Encore une fois, le sujet est passionnant, n’hésitez pas à investiguer ! En l’état, une excellente nouvelle se fait donc jour : oui, il est possible d’acquérir – et de transmettre – des compétences qui rendent heureux. Mieux, ces compétences sont identifiées, peuvent s’articuler dans des programmes de formation pour adultes au sein de l’entreprise. Mieux encore : ces compétences cadrent totalement avec les compétences qu’exigent l’intelligence collective (le développement de l’intelligence collective en entreprise, ed. Iste-Editions) et ne pourront que favoriser la réussite des organisations ! Alors, pourquoi s’en prive-t-on ? Par ignorance, sans doute; voire, par manque de volonté.

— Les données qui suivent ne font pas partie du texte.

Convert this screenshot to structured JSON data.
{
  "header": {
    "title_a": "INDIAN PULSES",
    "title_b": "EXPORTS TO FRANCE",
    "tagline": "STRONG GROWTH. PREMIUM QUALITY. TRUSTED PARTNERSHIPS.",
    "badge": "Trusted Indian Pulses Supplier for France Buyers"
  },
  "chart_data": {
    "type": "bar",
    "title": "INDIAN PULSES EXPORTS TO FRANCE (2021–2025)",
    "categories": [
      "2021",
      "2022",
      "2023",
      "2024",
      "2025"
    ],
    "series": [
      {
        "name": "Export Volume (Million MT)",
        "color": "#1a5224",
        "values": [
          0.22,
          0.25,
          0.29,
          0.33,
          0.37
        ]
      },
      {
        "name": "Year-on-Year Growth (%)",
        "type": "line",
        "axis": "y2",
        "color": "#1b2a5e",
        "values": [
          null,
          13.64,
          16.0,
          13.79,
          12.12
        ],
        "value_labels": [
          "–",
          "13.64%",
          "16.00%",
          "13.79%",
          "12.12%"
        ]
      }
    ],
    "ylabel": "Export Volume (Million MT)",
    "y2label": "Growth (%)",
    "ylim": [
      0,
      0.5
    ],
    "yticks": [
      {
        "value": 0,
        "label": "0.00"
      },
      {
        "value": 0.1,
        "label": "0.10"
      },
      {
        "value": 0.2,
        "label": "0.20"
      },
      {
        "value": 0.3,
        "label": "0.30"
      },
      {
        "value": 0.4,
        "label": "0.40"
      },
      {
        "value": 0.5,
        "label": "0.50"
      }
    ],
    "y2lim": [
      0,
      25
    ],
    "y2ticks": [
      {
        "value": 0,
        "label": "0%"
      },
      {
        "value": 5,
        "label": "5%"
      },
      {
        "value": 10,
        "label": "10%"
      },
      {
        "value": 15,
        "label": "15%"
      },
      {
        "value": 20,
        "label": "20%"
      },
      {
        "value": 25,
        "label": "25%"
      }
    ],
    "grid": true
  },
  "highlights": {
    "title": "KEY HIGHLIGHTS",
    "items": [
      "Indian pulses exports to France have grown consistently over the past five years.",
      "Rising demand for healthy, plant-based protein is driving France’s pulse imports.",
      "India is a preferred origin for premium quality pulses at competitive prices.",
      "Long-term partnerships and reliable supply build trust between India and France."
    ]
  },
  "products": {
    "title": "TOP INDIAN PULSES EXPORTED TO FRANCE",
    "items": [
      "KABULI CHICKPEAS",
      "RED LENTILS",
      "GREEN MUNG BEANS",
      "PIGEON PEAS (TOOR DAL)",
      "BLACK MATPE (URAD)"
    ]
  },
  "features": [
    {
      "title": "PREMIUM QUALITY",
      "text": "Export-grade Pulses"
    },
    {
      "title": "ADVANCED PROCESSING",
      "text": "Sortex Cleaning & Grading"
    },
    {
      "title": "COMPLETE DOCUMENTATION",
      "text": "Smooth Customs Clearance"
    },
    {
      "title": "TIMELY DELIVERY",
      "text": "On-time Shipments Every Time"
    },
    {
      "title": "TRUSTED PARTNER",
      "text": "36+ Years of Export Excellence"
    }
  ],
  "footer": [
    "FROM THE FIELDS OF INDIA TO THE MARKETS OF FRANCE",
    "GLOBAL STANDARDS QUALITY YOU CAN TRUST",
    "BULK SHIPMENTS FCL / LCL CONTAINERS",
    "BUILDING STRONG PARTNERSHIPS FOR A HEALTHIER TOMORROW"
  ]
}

Mais cette volonté, de qui relève-t-elle ?

 

Qui doit être considéré responsable de l’accomplissement de chacun ?

Une question assurément centrale… En fait, tout le monde ! Les entreprises comme les individus, les autres comme nous-même, le système comme l’initiative personnelle. Chacun doit travailler à développer, pour sa vie professionnelle mais aussi pour sa vie personnelle, des compétences telles que celles citées ci-dessus. N’oublions pas que les compétences psychosociales sont nées avant tout d’un désir de transmettre aux enfants les essentiels de l’accomplissement de soi en société. Et pour l’OMS, il s’agit ni plus ni moins que d’une question de santé publique ! Las, le monde du travail nous offre bien trop souvent de constater les dégâts liés au fait de ne pas avoir travaillé le sujet en amont. Heureusement, il n’est jamais trop tard, mais il va falloir s’y mettre parce que l’ambiance dans les entreprises est loin d’être toujours à la fête…

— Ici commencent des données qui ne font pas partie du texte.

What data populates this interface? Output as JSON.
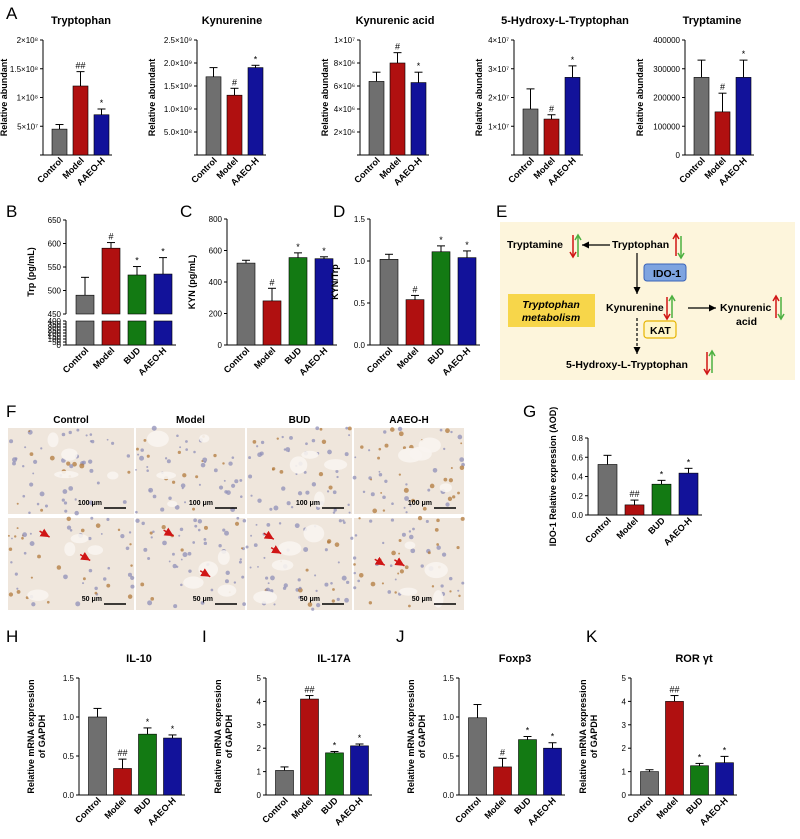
{
  "panel_letters": {
    "A": "A",
    "B": "B",
    "C": "C",
    "D": "D",
    "E": "E",
    "F": "F",
    "G": "G",
    "H": "H",
    "I": "I",
    "J": "J",
    "K": "K"
  },
  "colors": {
    "control": "#6f6f6f",
    "model": "#b01010",
    "bud": "#137a13",
    "aaeo": "#12129a"
  },
  "chart_data": [
    {
      "id": "A1",
      "type": "bar",
      "title": "Tryptophan",
      "ylabel": "Relative abundant",
      "categories": [
        "Control",
        "Model",
        "AAEO-H"
      ],
      "values": [
        45000000,
        120000000,
        70000000
      ],
      "errors": [
        8000000,
        25000000,
        10000000
      ],
      "ylim": [
        0,
        200000000
      ],
      "yticks": [
        0,
        50000000,
        100000000,
        150000000,
        200000000
      ],
      "ytick_labels": [
        "",
        "5×10⁷",
        "1×10⁸",
        "1.5×10⁸",
        "2×10⁸"
      ],
      "annotations": [
        "",
        "##",
        "*"
      ]
    },
    {
      "id": "A2",
      "type": "bar",
      "title": "Kynurenine",
      "ylabel": "Relative abundant",
      "categories": [
        "Control",
        "Model",
        "AAEO-H"
      ],
      "values": [
        1700000000,
        1300000000,
        1900000000
      ],
      "errors": [
        200000000,
        150000000,
        50000000
      ],
      "ylim": [
        0,
        2500000000
      ],
      "yticks": [
        0,
        500000000,
        1000000000,
        1500000000,
        2000000000,
        2500000000
      ],
      "ytick_labels": [
        "",
        "5.0×10⁸",
        "1.0×10⁹",
        "1.5×10⁹",
        "2.0×10⁹",
        "2.5×10⁹"
      ],
      "annotations": [
        "",
        "#",
        "*"
      ]
    },
    {
      "id": "A3",
      "type": "bar",
      "title": "Kynurenic acid",
      "ylabel": "Relative abundant",
      "categories": [
        "Control",
        "Model",
        "AAEO-H"
      ],
      "values": [
        6400000,
        8000000,
        6300000
      ],
      "errors": [
        800000,
        900000,
        900000
      ],
      "ylim": [
        0,
        10000000
      ],
      "yticks": [
        0,
        2000000,
        4000000,
        6000000,
        8000000,
        10000000
      ],
      "ytick_labels": [
        "",
        "2×10⁶",
        "4×10⁶",
        "6×10⁶",
        "8×10⁶",
        "1×10⁷"
      ],
      "annotations": [
        "",
        "#",
        "*"
      ]
    },
    {
      "id": "A4",
      "type": "bar",
      "title": "5-Hydroxy-L-Tryptophan",
      "ylabel": "Relative abundant",
      "categories": [
        "Control",
        "Model",
        "AAEO-H"
      ],
      "values": [
        16000000,
        12500000,
        27000000
      ],
      "errors": [
        7000000,
        1500000,
        4000000
      ],
      "ylim": [
        0,
        40000000
      ],
      "yticks": [
        0,
        10000000,
        20000000,
        30000000,
        40000000
      ],
      "ytick_labels": [
        "",
        "1×10⁷",
        "2×10⁷",
        "3×10⁷",
        "4×10⁷"
      ],
      "annotations": [
        "",
        "#",
        "*"
      ]
    },
    {
      "id": "A5",
      "type": "bar",
      "title": "Tryptamine",
      "ylabel": "Relative abundant",
      "categories": [
        "Control",
        "Model",
        "AAEO-H"
      ],
      "values": [
        270000,
        150000,
        270000
      ],
      "errors": [
        60000,
        65000,
        60000
      ],
      "ylim": [
        0,
        400000
      ],
      "yticks": [
        0,
        100000,
        200000,
        300000,
        400000
      ],
      "ytick_labels": [
        "0",
        "100000",
        "200000",
        "300000",
        "400000"
      ],
      "annotations": [
        "",
        "#",
        "*"
      ]
    },
    {
      "id": "B",
      "type": "bar",
      "title": "",
      "ylabel": "Trp (pg/mL)",
      "categories": [
        "Control",
        "Model",
        "BUD",
        "AAEO-H"
      ],
      "values": [
        490,
        590,
        533,
        535
      ],
      "errors": [
        38,
        12,
        18,
        35
      ],
      "broken_axis": true,
      "ylim": [
        0,
        650
      ],
      "yticks": [
        450,
        500,
        550,
        600,
        650,
        0,
        50,
        100,
        150,
        200,
        250,
        300,
        350,
        400
      ],
      "ytick_labels": [
        "450",
        "500",
        "550",
        "600",
        "650",
        "0",
        "50",
        "100",
        "150",
        "200",
        "250",
        "300",
        "350",
        "400"
      ],
      "annotations": [
        "",
        "#",
        "*",
        "*"
      ]
    },
    {
      "id": "C",
      "type": "bar",
      "title": "",
      "ylabel": "KYN (pg/mL)",
      "categories": [
        "Control",
        "Model",
        "BUD",
        "AAEO-H"
      ],
      "values": [
        520,
        280,
        555,
        548
      ],
      "errors": [
        18,
        80,
        30,
        12
      ],
      "ylim": [
        0,
        800
      ],
      "yticks": [
        0,
        200,
        400,
        600,
        800
      ],
      "ytick_labels": [
        "0",
        "200",
        "400",
        "600",
        "800"
      ],
      "annotations": [
        "",
        "#",
        "*",
        "*"
      ]
    },
    {
      "id": "D",
      "type": "bar",
      "title": "",
      "ylabel": "KYN/Trp",
      "categories": [
        "Control",
        "Model",
        "BUD",
        "AAEO-H"
      ],
      "values": [
        1.02,
        0.54,
        1.11,
        1.04
      ],
      "errors": [
        0.06,
        0.05,
        0.07,
        0.08
      ],
      "ylim": [
        0,
        1.5
      ],
      "yticks": [
        0,
        0.5,
        1.0,
        1.5
      ],
      "ytick_labels": [
        "0.0",
        "0.5",
        "1.0",
        "1.5"
      ],
      "annotations": [
        "",
        "#",
        "*",
        "*"
      ]
    },
    {
      "id": "G",
      "type": "bar",
      "title": "",
      "ylabel": "IDO-1 Relative expression (AOD)",
      "categories": [
        "Control",
        "Model",
        "BUD",
        "AAEO-H"
      ],
      "values": [
        0.525,
        0.105,
        0.32,
        0.435
      ],
      "errors": [
        0.095,
        0.05,
        0.04,
        0.05
      ],
      "ylim": [
        0,
        0.8
      ],
      "yticks": [
        0,
        0.2,
        0.4,
        0.6,
        0.8
      ],
      "ytick_labels": [
        "0.0",
        "0.2",
        "0.4",
        "0.6",
        "0.8"
      ],
      "annotations": [
        "",
        "##",
        "*",
        "*"
      ]
    },
    {
      "id": "H",
      "type": "bar",
      "title": "IL-10",
      "ylabel": "Relative mRNA expression\nof GAPDH",
      "categories": [
        "Control",
        "Model",
        "BUD",
        "AAEO-H"
      ],
      "values": [
        1.0,
        0.34,
        0.78,
        0.73
      ],
      "errors": [
        0.11,
        0.12,
        0.08,
        0.04
      ],
      "ylim": [
        0,
        1.5
      ],
      "yticks": [
        0,
        0.5,
        1.0,
        1.5
      ],
      "ytick_labels": [
        "0.0",
        "0.5",
        "1.0",
        "1.5"
      ],
      "annotations": [
        "",
        "##",
        "*",
        "*"
      ]
    },
    {
      "id": "I",
      "type": "bar",
      "title": "IL-17A",
      "ylabel": "Relative mRNA expression\nof GAPDH",
      "categories": [
        "Control",
        "Model",
        "BUD",
        "AAEO-H"
      ],
      "values": [
        1.05,
        4.1,
        1.8,
        2.1
      ],
      "errors": [
        0.15,
        0.15,
        0.06,
        0.08
      ],
      "ylim": [
        0,
        5
      ],
      "yticks": [
        0,
        1,
        2,
        3,
        4,
        5
      ],
      "ytick_labels": [
        "0",
        "1",
        "2",
        "3",
        "4",
        "5"
      ],
      "annotations": [
        "",
        "##",
        "*",
        "*"
      ]
    },
    {
      "id": "J",
      "type": "bar",
      "title": "Foxp3",
      "ylabel": "Relative mRNA expression\nof GAPDH",
      "categories": [
        "Control",
        "Model",
        "BUD",
        "AAEO-H"
      ],
      "values": [
        0.99,
        0.36,
        0.71,
        0.6
      ],
      "errors": [
        0.17,
        0.11,
        0.04,
        0.07
      ],
      "ylim": [
        0,
        1.5
      ],
      "yticks": [
        0,
        0.5,
        1.0,
        1.5
      ],
      "ytick_labels": [
        "0.0",
        "0.5",
        "1.0",
        "1.5"
      ],
      "annotations": [
        "",
        "#",
        "*",
        "*"
      ]
    },
    {
      "id": "K",
      "type": "bar",
      "title": "ROR γt",
      "ylabel": "Relative mRNA expression\nof GAPDH",
      "categories": [
        "Control",
        "Model",
        "BUD",
        "AAEO-H"
      ],
      "values": [
        1.0,
        4.0,
        1.25,
        1.38
      ],
      "errors": [
        0.08,
        0.25,
        0.1,
        0.27
      ],
      "ylim": [
        0,
        5
      ],
      "yticks": [
        0,
        1,
        2,
        3,
        4,
        5
      ],
      "ytick_labels": [
        "0",
        "1",
        "2",
        "3",
        "4",
        "5"
      ],
      "annotations": [
        "",
        "##",
        "*",
        "*"
      ]
    }
  ],
  "pathway": {
    "tryptamine": "Tryptamine",
    "tryptophan": "Tryptophan",
    "ido1": "IDO-1",
    "kynurenine": "Kynurenine",
    "kynurenic_acid_1": "Kynurenic",
    "kynurenic_acid_2": "acid",
    "kat": "KAT",
    "hydroxy": "5-Hydroxy-L-Tryptophan",
    "metab_1": "Tryptophan",
    "metab_2": "metabolism"
  },
  "micrographs": {
    "columns": [
      "Control",
      "Model",
      "BUD",
      "AAEO-H"
    ],
    "scale_top": [
      "100 μm",
      "100 μm",
      "100 μm",
      "100 μm"
    ],
    "scale_bottom": [
      "50 μm",
      "50 μm",
      "50 μm",
      "50 μm"
    ]
  }
}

On déplore toujours la multiplication de cas de burn-out. Mais se pose-t-on les bonnes questions ? A ne jamais demander d’aide, s’abstenir de dire non, placer ses objectifs au centre de sa vie et d’en faire même le sens de sa vie, comment s’étonner de se perdre soi-même, ce qui est le contraire même de l’accomplissement de soi ?

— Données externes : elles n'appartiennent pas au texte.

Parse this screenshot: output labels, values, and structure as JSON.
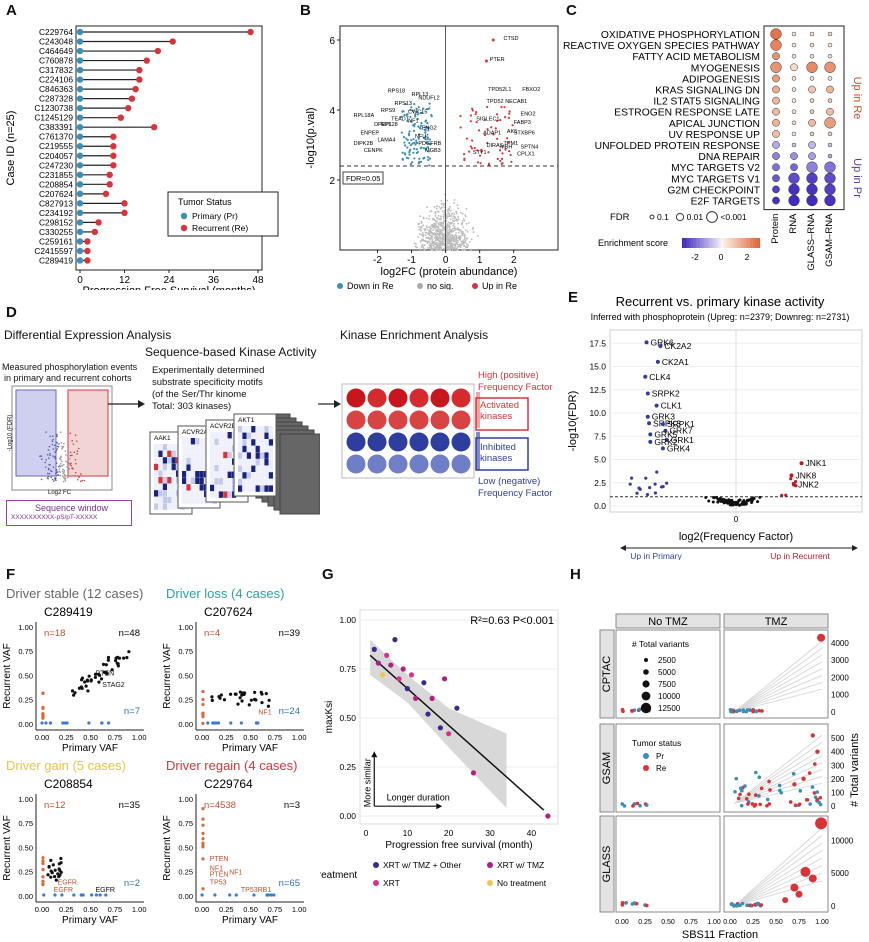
{
  "labels": {
    "A": "A",
    "B": "B",
    "C": "C",
    "D": "D",
    "E": "E",
    "F": "F",
    "G": "G",
    "H": "H"
  },
  "panelA": {
    "ylabel": "Case ID (n=25)",
    "xlabel": "Progression Free Survival (months)",
    "xticks": [
      "0",
      "12",
      "24",
      "36",
      "48"
    ],
    "legend_title": "Tumor Status",
    "legend_items": [
      "Primary (Pr)",
      "Recurrent (Re)"
    ],
    "colors": {
      "primary": "#3a8fb7",
      "recurrent": "#d9333a"
    },
    "cases": [
      "C229764",
      "C243048",
      "C464649",
      "C760878",
      "C317832",
      "C224106",
      "C846363",
      "C287328",
      "C1230738",
      "C1245129",
      "C383391",
      "C761370",
      "C219555",
      "C204057",
      "C247230",
      "C231855",
      "C208854",
      "C207624",
      "C827913",
      "C234192",
      "C298152",
      "C330255",
      "C259161",
      "C2415597",
      "C289419"
    ],
    "pfs": [
      46,
      25,
      21,
      18,
      16,
      16,
      15,
      14,
      13,
      11,
      20,
      9,
      9,
      9,
      9,
      8,
      8,
      7,
      12,
      12,
      5,
      4,
      2,
      2,
      2
    ]
  },
  "panelB": {
    "ylabel": "-log10(p.val)",
    "xlabel": "log2FC (protein abundance)",
    "xticks": [
      "-2",
      "-1",
      "0",
      "1",
      "2"
    ],
    "yticks": [
      "2",
      "4",
      "6"
    ],
    "fdr_label": "FDR=0.05",
    "legend": [
      "Down in Re",
      "no sig.",
      "Up in Re"
    ],
    "genes_down": [
      "RPS18",
      "RPL13",
      "RPS13",
      "RPS9",
      "CWC15",
      "RPL18A",
      "TEADT",
      "DPEP1",
      "ENPEP",
      "DIPK2B",
      "CENPK",
      "LAMA4",
      "RPL28",
      "NDUFL2",
      "NF1",
      "ENG2",
      "NFU1",
      "PDGFRB",
      "MGB3"
    ],
    "genes_up": [
      "CTSD",
      "PTER",
      "TPD52L1",
      "FBXO2",
      "TPD52",
      "NECAB1",
      "ENO2",
      "SIGLEC1",
      "FABP3",
      "ADAP1",
      "AK5",
      "STXBP6",
      "TPM1",
      "DIRAS",
      "SPTN4",
      "MBH",
      "STY1",
      "CPLX1"
    ]
  },
  "panelC": {
    "pathways": [
      "OXIDATIVE PHOSPHORYLATION",
      "REACTIVE OXYGEN SPECIES PATHWAY",
      "FATTY ACID METABOLISM",
      "MYOGENESIS",
      "ADIPOGENESIS",
      "KRAS SIGNALING DN",
      "IL2 STAT5 SIGNALING",
      "ESTROGEN RESPONSE LATE",
      "APICAL JUNCTION",
      "UV RESPONSE UP",
      "UNFOLDED PROTEIN RESPONSE",
      "DNA REPAIR",
      "MYC TARGETS V2",
      "MYC TARGETS V1",
      "G2M CHECKPOINT",
      "E2F TARGETS"
    ],
    "columns": [
      "Protein",
      "RNA",
      "GLASS–RNA",
      "GSAM–RNA"
    ],
    "up_label": "Up in Re",
    "down_label": "Up in Pr",
    "fdr_title": "FDR",
    "fdr_levels": [
      "0.1",
      "0.01",
      "<0.001"
    ],
    "es_title": "Enrichment score",
    "es_ticks": [
      "-2",
      "0",
      "2"
    ],
    "scores": [
      [
        2.6,
        0.3,
        0.4,
        0.5
      ],
      [
        2.3,
        0.4,
        0.5,
        0.4
      ],
      [
        2.0,
        0.4,
        0.5,
        0.4
      ],
      [
        2.0,
        0.6,
        2.2,
        2.0
      ],
      [
        1.8,
        0.4,
        0.5,
        0.4
      ],
      [
        1.5,
        0.5,
        1.0,
        1.4
      ],
      [
        1.3,
        0.4,
        0.8,
        0.9
      ],
      [
        1.3,
        0.4,
        0.9,
        1.2
      ],
      [
        1.4,
        0.5,
        1.3,
        1.8
      ],
      [
        1.2,
        0.4,
        0.8,
        0.8
      ],
      [
        -1.0,
        -0.5,
        -0.8,
        -0.6
      ],
      [
        -1.6,
        -1.4,
        -1.2,
        -1.0
      ],
      [
        -1.8,
        -2.0,
        -1.6,
        -1.8
      ],
      [
        -2.2,
        -2.4,
        -2.6,
        -2.4
      ],
      [
        -2.6,
        -2.8,
        -2.8,
        -2.6
      ],
      [
        -2.8,
        -2.9,
        -2.9,
        -2.8
      ]
    ],
    "fdr_size": [
      [
        3,
        1,
        1,
        1
      ],
      [
        3,
        1,
        1,
        1
      ],
      [
        2,
        1,
        1,
        1
      ],
      [
        3,
        2,
        3,
        3
      ],
      [
        2,
        1,
        1,
        1
      ],
      [
        2,
        1,
        2,
        2
      ],
      [
        2,
        1,
        1,
        1
      ],
      [
        2,
        1,
        1,
        2
      ],
      [
        2,
        1,
        2,
        3
      ],
      [
        2,
        1,
        1,
        1
      ],
      [
        2,
        1,
        2,
        1
      ],
      [
        2,
        2,
        2,
        1
      ],
      [
        2,
        2,
        3,
        3
      ],
      [
        2,
        3,
        3,
        3
      ],
      [
        2,
        3,
        3,
        3
      ],
      [
        2,
        3,
        3,
        3
      ]
    ]
  },
  "panelD": {
    "title1": "Differential Expression Analysis",
    "desc1": "Measured phosphorylation events",
    "desc1b": "in primary and recurrent cohorts",
    "axis_y": "-Log10 (FDR)",
    "axis_x": "Log2 FC",
    "seq_title": "Sequence window",
    "seq_text": "XXXXXXXXXX-pS/pT-XXXXX",
    "title2": "Sequence-based Kinase Activity",
    "desc2a": "Experimentally determined",
    "desc2b": "substrate specificity motifs",
    "desc2c": "(of the Ser/Thr kinome",
    "desc2d": "Total: 303 kinases)",
    "kinases": [
      "AAK1",
      "ACVR2A",
      "ACVR2B",
      "AKT1"
    ],
    "title3": "Kinase Enrichment Analysis",
    "high_a": "High (positive)",
    "high_b": "Frequency Factor",
    "activated": "Activated kinases",
    "inhibited": "Inhibited kinases",
    "low_a": "Low (negative)",
    "low_b": "Frequency Factor"
  },
  "panelE": {
    "title": "Recurrent vs. primary kinase activity",
    "subtitle": "Inferred with phosphoprotein (Upreg: n=2379; Downreg: n=2731)",
    "ylabel": "-log10(FDR)",
    "xlabel": "log2(Frequency Factor)",
    "yticks": [
      "0.0",
      "2.5",
      "5.0",
      "7.5",
      "10.0",
      "12.5",
      "15.0",
      "17.5"
    ],
    "xtick": "0",
    "left_label": "Up in Primary",
    "right_label": "Up in Recurrent",
    "kinases": [
      "GRK6",
      "CK2A2",
      "CK2A1",
      "CLK4",
      "SRPK2",
      "CLK1",
      "GRK3",
      "SRPK3",
      "SRPK1",
      "GRK7",
      "GRK5",
      "GRK1",
      "GRK2",
      "GRK4",
      "JNK1",
      "JNK8",
      "JNK2"
    ]
  },
  "panelF": {
    "ylabel": "Recurrent VAF",
    "xlabel": "Primary VAF",
    "ticks": [
      "0.00",
      "0.25",
      "0.50",
      "0.75",
      "1.00"
    ],
    "subpanels": [
      {
        "title": "Driver stable (12 cases)",
        "case": "C289419",
        "n_total": "n=48",
        "n_left": "n=18",
        "n_right": "n=7",
        "genes": [
          "PTEN",
          "STAG2"
        ],
        "title_color": "#666666"
      },
      {
        "title": "Driver loss (4 cases)",
        "case": "C207624",
        "n_total": "n=39",
        "n_left": "n=4",
        "n_right": "n=24",
        "genes": [
          "NF1"
        ],
        "title_color": "#2aa3a3"
      },
      {
        "title": "Driver gain (5 cases)",
        "case": "C208854",
        "n_total": "n=35",
        "n_left": "n=12",
        "n_right": "n=2",
        "genes": [
          "EGFR",
          "EGFR",
          "EGFR"
        ],
        "title_color": "#e6c34c"
      },
      {
        "title": "Driver regain (4 cases)",
        "case": "C229764",
        "n_total": "n=3",
        "n_left": "n=4538",
        "n_right": "n=65",
        "genes": [
          "PTEN",
          "NF1",
          "PTEN",
          "NF1",
          "TP53",
          "TP53RB1"
        ],
        "title_color": "#d9333a"
      }
    ]
  },
  "panelG": {
    "ylabel": "maxKsi",
    "xlabel": "Progression free survival (month)",
    "stat": "R²=0.63 P<0.001",
    "xticks": [
      "0",
      "10",
      "20",
      "30",
      "40"
    ],
    "yticks": [
      "0.00",
      "0.25",
      "0.50",
      "0.75",
      "1.00"
    ],
    "arrow_y": "More similar",
    "arrow_x": "Longer duration",
    "legend_title": "Treatment",
    "legend": [
      "XRT w/ TMZ + Other",
      "XRT w/ TMZ",
      "XRT",
      "No treatment"
    ],
    "legend_colors": [
      "#3b2a8c",
      "#b01f86",
      "#d9338a",
      "#f0c64a"
    ]
  },
  "panelH": {
    "col_headers": [
      "No TMZ",
      "TMZ"
    ],
    "row_headers": [
      "CPTAC",
      "GSAM",
      "GLASS"
    ],
    "ylabel": "# Total variants",
    "xlabel": "SBS11 Fraction",
    "xticks": [
      "0.00",
      "0.25",
      "0.50",
      "0.75",
      "1.00"
    ],
    "size_title": "# Total variants",
    "size_levels": [
      "2500",
      "5000",
      "7500",
      "10000",
      "12500"
    ],
    "color_title": "Tumor status",
    "color_items": [
      "Pr",
      "Re"
    ],
    "cptac_ticks": [
      "0",
      "1000",
      "2000",
      "3000",
      "4000"
    ],
    "gsam_ticks": [
      "0",
      "100",
      "200",
      "300",
      "400",
      "500"
    ],
    "glass_ticks": [
      "0",
      "5000",
      "10000"
    ]
  }
}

Le système aussi, évidemment, a sa responsabilité. Quid des bulshitt jobs, ces postes dont les titulaires eux-mêmes ne comprennent pas le sens, l’utilité ? Quid du courage qui consisterait à renvoyer un manager qui, preuves à l’appui et malgré l’atteinte des objectifs, fait souffrir son équipe – générant sans doute arrêts-maladie et turn-over en masse ? Que penser de comportements de dirigeants qui cultivent condescendance et distance tandis qu’il conviendrait de donner toujours davantage de sens et d’encouragements ? Comment encourager la transversalité dans les relations de travail quand des cadres exécutifs conservent de purs comportements pyramidaux ? Alors, c’est vrai, il y a parfois des “chiefs happyness officer”, dont le rôle ne saurait être considéré comme négligeable, surtout en terme de renforcement de la communauté. Pour autant, nous le savons tous, le problème est bien plus profond.

Donc, il est urgent que les acteurs de l’entreprise s’emparent des compétences émotionnelles, interpersonnelles et cognitives qui alimentent une intelligence collective de qualité, efficace et durable, au service, tout à la fois, de la réalisation de la vision et de l’accomplissement de chacun. N’est-ce pas là aussi une façon de pratiquer l’écologie ? Abîmer la ressource humaine ne relève-t-il pas d’un positionnement anti-écologique ? Quid d’une écologie de l’Homme, parmi l’Ecologie de tous les écosystèmes

En outre, au vu des bénéfices possibles, tant au plan des résultats économiques que de la santé publique, feindre d’ignorer ces marges considérables d’évolution serait selon nous purement anti-professionnel

 

Donc oui, nous croyons le changement possible, parce qu’on le constate, le nécessaire pour évoluer -contenu et pédagogie – est désormais connu et abondamment documenté. 

Alors, ce ne sera peut-être pas toujours l’idéal permanent,  l’état de conscience pleinement satisfaite, mais ce qui est certain, c’est qu’on s’éloignera alors définitivement du “tripalium” – sens initial opportunément supposé du mot “travail”, comme instrument de torture – pour aller vers un univers d’accomplissement, à la fois des projets, mais aussi de la multitude des identités professionnelles.